Modesty rules. Summer may be delayed but further signs of a modest warming for UK’s businesses should cheer us up. Their ability to source materials is stable, with two-thirds reporting no difficulties. Firms are also a little less concerned than they were a few weeks ago (7 in 10 vs. 72% in April). True, that’s a low bar and worries continue to centre on energy prices and inflation. Yet the share of firms experiencing labour shortages rose a little to almost a third (31%, up 2ppts from March). With inflation too sticky for comfort, a modest recovery is probably the sweet spot.

Go vegan? Ever wondered what items are experiencing the fastest rate of inflation? Well, if you are a dairy lover, like Caesar salad or are a parent of a young child, last year would have been hard for you. Prices for most categories of cheese and milk (30%+), olive oil (49%), and some of the infant and children clothing (20%+) topped their respective categories for annual inflation in March. Given that, it isn’t surprising to see that 93% of UK citizens worry about the cost of living, followed by NHS (87%) and the economy (73%). Interestingly, the most deprived are not the most worried about the cost of living. But with tapering government support, things may change soon.

Improving. The sharp increase in household energy costs has focused attention on energy (in)efficiency of the UK housing stock. Energy performance is summarised in Energy Efficiency Certificate (EPC) score. Since 2012 the percentage of existing dwellings with walls rated “average” or above has increased in all English regions and Wales, while the percentage of existing houses with a roof rating of “good” or “very good” has increased in all regions except London. And age matters. Dwellings built since 2012 have the highest rating of wall and roof insulation, while those built before 1930 have the lowest. Energy efficiency remains better in social-rented dwellings than in owner-occupied or private-rented dwellings.

Carrying on regardless. The US Federal Reserve put rates up to 5.25% last week, extending its run of tightening monetary policy. Solid economic growth and generally positive labour market data convinced the committee that another hike was needed to cool demand, but removed its previous stance of expecting further rate rises. So far so uncontroversial. More unusual, however, was the need for the central bank to reassure people that the US banking system was safe after another tumultuous week for regional banks. The dampening effects of that backdrop could prove to be more impactful than a tweak to the policy rate. And markets are fairly convinced the next move from the Fed will be down, and before the year is out.

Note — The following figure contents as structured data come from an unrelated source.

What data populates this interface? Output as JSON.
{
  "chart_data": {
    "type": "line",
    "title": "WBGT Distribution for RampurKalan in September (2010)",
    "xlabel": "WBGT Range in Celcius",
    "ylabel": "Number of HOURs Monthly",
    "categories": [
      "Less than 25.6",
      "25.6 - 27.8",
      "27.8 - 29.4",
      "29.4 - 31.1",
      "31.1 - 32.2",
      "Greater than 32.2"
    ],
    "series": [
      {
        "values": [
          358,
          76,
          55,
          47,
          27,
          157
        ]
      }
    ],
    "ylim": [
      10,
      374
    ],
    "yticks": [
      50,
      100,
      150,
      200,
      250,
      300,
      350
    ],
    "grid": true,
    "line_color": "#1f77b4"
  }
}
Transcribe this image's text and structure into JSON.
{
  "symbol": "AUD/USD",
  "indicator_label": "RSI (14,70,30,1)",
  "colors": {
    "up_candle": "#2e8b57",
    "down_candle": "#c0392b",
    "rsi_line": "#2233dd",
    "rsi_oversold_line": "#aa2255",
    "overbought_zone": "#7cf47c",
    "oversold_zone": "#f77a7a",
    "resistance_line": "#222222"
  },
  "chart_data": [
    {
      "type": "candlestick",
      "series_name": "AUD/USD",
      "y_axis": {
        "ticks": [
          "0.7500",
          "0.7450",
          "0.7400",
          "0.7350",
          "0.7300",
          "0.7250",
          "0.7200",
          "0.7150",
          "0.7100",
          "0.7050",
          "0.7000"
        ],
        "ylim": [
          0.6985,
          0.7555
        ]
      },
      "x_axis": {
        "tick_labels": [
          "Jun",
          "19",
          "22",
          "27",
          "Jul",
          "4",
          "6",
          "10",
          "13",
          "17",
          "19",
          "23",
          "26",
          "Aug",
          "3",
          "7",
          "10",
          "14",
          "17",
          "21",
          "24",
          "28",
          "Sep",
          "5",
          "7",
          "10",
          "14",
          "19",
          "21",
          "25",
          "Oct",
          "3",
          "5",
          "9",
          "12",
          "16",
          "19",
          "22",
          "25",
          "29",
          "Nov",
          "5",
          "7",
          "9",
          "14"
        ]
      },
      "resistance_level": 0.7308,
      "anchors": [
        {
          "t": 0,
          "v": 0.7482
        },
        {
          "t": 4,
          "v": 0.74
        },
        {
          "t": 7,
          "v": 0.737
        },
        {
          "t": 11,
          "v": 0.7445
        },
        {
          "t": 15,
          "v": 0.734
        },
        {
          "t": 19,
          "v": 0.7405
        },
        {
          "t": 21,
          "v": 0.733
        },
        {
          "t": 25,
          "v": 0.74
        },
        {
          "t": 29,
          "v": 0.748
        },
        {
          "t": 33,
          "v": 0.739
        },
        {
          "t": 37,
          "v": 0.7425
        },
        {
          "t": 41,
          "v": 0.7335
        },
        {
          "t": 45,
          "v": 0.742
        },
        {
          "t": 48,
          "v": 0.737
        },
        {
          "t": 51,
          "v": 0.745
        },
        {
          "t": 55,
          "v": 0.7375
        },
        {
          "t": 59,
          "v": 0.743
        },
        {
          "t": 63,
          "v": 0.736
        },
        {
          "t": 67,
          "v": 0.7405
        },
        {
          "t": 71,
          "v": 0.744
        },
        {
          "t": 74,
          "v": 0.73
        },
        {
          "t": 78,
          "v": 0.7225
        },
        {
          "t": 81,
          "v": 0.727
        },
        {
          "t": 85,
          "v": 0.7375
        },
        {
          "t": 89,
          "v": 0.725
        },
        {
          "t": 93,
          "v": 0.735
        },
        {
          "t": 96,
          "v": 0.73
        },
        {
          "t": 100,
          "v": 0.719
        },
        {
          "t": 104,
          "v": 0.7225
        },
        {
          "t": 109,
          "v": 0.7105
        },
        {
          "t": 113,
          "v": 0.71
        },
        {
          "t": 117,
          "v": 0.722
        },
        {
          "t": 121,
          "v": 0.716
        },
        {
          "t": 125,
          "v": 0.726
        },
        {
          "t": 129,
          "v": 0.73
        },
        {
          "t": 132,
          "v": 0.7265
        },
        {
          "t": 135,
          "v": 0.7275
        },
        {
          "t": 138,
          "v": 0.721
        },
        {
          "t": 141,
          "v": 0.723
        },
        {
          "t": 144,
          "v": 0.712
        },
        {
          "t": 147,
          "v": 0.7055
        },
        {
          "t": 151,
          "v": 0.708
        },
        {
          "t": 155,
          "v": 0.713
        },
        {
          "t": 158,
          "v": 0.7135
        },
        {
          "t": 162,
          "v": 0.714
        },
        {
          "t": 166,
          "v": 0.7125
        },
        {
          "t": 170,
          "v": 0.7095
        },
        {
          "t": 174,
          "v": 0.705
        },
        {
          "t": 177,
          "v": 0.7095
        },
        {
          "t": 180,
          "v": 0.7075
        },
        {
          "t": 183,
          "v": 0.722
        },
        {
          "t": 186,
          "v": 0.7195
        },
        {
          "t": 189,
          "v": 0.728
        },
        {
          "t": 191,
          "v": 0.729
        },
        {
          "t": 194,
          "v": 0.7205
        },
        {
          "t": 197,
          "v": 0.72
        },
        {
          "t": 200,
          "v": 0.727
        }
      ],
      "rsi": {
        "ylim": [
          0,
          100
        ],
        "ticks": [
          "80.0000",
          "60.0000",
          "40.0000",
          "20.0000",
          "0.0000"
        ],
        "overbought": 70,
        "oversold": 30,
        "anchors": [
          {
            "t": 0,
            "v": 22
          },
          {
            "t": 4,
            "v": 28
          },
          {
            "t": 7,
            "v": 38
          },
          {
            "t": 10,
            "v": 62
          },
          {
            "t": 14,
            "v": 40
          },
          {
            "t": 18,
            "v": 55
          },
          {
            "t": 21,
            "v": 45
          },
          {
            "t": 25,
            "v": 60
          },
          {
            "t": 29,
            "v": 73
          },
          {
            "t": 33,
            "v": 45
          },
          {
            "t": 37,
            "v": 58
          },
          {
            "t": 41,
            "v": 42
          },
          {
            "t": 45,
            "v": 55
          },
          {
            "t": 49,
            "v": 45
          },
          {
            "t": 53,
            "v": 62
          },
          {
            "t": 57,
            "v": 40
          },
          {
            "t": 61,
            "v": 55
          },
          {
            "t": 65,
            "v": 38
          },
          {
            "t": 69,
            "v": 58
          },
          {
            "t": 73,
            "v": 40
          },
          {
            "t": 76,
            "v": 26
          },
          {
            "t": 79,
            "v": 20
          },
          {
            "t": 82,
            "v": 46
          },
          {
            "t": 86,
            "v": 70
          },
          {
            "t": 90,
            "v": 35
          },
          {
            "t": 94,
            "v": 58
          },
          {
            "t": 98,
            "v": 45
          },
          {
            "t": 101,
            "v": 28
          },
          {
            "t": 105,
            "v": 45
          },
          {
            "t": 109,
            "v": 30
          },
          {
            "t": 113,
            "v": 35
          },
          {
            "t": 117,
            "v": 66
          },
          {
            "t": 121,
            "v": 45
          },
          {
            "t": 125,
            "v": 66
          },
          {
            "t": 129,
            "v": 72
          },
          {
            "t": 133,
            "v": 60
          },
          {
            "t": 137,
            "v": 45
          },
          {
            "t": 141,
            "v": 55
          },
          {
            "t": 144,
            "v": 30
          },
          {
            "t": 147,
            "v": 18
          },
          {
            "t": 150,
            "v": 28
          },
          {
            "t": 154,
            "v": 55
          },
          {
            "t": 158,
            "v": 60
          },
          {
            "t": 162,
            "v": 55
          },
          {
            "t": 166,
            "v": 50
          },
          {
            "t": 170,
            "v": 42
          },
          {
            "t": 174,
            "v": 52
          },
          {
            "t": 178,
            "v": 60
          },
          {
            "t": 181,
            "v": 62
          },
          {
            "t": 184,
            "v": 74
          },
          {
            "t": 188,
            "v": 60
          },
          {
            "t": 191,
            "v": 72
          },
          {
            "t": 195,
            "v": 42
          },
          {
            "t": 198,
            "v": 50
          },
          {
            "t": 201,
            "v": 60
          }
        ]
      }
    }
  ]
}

Breaking fever. Inflation in the Eurozone nudged up 7%y/y in Apr, from 6.9% in Mar, as energy inflation rebounded to 2.5%, from -0.7%. But this was due to shift in base effects from last year’s wild moves following Russia’s invasion of Ukraine. The underlying trend is down, with signs of disinflation emerging in 3/4 major components – energy, food and core goods. Services aren’t budging, yet. Core inflation should ease further this month, before ticking up in June as base effects from last year’s temporarily reduced rail fares in Germany kick in.

Downshift. Still, the inflation data sealed the deal for the ECB to deliver a quarter-point rate increase last week, the smallest since it began its hiking cycle in July last year. The deposit rate now stands at 3.25% while the refinancing rate is at 3.75%, both matching the consensus. Monetary policy is still being tightened in the Eurozone to rein in inflation, which in the ECB’s view is still on track “to be too high for too long”. But is the end of tightening in sight? Well, the ECB stated that it will stick to its guns and take the data-dependent approach for its future rate decisions. Markets are pricing in one further hike, at least.